With regard to Graff’s claim that I misrepresent his view of theory as a private enclave as something unique to theory: it is true that Graff makes the (contestable) claim that ‘all academic fields’ are esoteric enclaves to the ‘lay public’, but he also goes on to qualify this point by suggesting that the more traditional fields still have a ‘sentimental pretence’ that they have an ‘audience outside the field’, in contrast to critical theory, which has ‘simply abandoned this pretence’, and delights in ‘flaunting its difficulty and esotericism’. I took this to mean that some enclaves (particularly critical theory’s) are more enclave-ish than others. Graff does seem to agree with my claim that he ‘laments’ the ‘assimiliation’ of criticism as a field among others. What I’m wrong about, evidently, is the source of the lamentation: Graff seems to want theory to provide the overall structure for reformation of the university, so that real communication and conflict may be brought about in a ‘planned way’. Perhaps some theory, somewhere, some day may accomplish this feat; again, I’m sceptical. But I fail to see how theory can leap to the task of overall reformation of academic institutions without first taking the modest step of establishing itself as a field or specialty, with all the hazards that entails. I don’t agree with Graff’s certainty that ‘the assimilation of theory as a field’ leaves the ‘rest of the faculty free to ignore the issues’ it raises. Would a refusal to treat theory as a ‘field’ force colleagues to confront it? Or would it simply make theory a nonexistent category in the practical affairs of literary study?

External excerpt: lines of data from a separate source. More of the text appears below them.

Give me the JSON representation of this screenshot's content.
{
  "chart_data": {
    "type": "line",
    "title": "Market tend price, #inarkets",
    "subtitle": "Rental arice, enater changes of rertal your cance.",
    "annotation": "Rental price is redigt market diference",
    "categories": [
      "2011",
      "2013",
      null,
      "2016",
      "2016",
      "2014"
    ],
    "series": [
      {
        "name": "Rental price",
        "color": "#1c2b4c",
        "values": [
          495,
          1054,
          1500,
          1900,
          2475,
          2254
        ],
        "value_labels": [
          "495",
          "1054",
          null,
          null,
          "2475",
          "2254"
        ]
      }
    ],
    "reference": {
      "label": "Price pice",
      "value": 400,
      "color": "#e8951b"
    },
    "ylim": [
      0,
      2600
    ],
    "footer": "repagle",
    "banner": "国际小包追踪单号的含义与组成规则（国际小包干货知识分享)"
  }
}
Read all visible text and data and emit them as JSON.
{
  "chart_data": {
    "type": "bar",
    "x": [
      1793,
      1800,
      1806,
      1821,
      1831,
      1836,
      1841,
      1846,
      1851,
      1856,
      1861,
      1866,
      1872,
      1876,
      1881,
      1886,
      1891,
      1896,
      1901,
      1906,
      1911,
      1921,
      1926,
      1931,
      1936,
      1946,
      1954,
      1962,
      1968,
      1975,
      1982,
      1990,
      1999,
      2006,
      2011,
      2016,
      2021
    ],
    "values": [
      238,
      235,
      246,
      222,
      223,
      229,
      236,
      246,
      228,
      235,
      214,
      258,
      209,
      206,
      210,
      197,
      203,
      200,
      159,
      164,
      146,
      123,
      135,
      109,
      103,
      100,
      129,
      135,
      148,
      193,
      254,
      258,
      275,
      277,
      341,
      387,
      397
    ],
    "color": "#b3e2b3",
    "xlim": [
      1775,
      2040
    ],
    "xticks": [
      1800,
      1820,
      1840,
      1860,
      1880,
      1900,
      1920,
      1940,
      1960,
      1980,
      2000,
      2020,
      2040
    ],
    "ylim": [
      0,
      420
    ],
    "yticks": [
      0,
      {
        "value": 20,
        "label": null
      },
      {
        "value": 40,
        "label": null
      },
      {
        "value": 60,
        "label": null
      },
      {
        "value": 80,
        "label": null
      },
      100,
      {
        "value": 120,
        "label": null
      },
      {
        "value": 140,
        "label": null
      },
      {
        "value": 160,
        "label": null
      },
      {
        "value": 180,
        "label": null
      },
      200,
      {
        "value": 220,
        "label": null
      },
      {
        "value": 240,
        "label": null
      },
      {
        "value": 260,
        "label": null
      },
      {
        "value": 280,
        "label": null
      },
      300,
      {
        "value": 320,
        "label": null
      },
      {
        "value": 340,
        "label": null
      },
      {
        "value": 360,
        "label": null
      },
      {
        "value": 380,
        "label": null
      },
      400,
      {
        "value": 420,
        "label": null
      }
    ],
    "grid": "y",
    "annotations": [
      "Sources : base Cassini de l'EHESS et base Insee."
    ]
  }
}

I plead guilty, then, to an oversimplification of Graff’s position, and to a possible misunderstanding of his ideological position vis-à-vis the ‘conservatives’ he wants to distance himself from. But I do hope it is clear how Graffs all-or-nothing rhetoric can invite such misunderstandings (not to mention his earlier, much less qualified attacks on theory in Literature against Itself). I’m delighted to see the leopard can change his spots.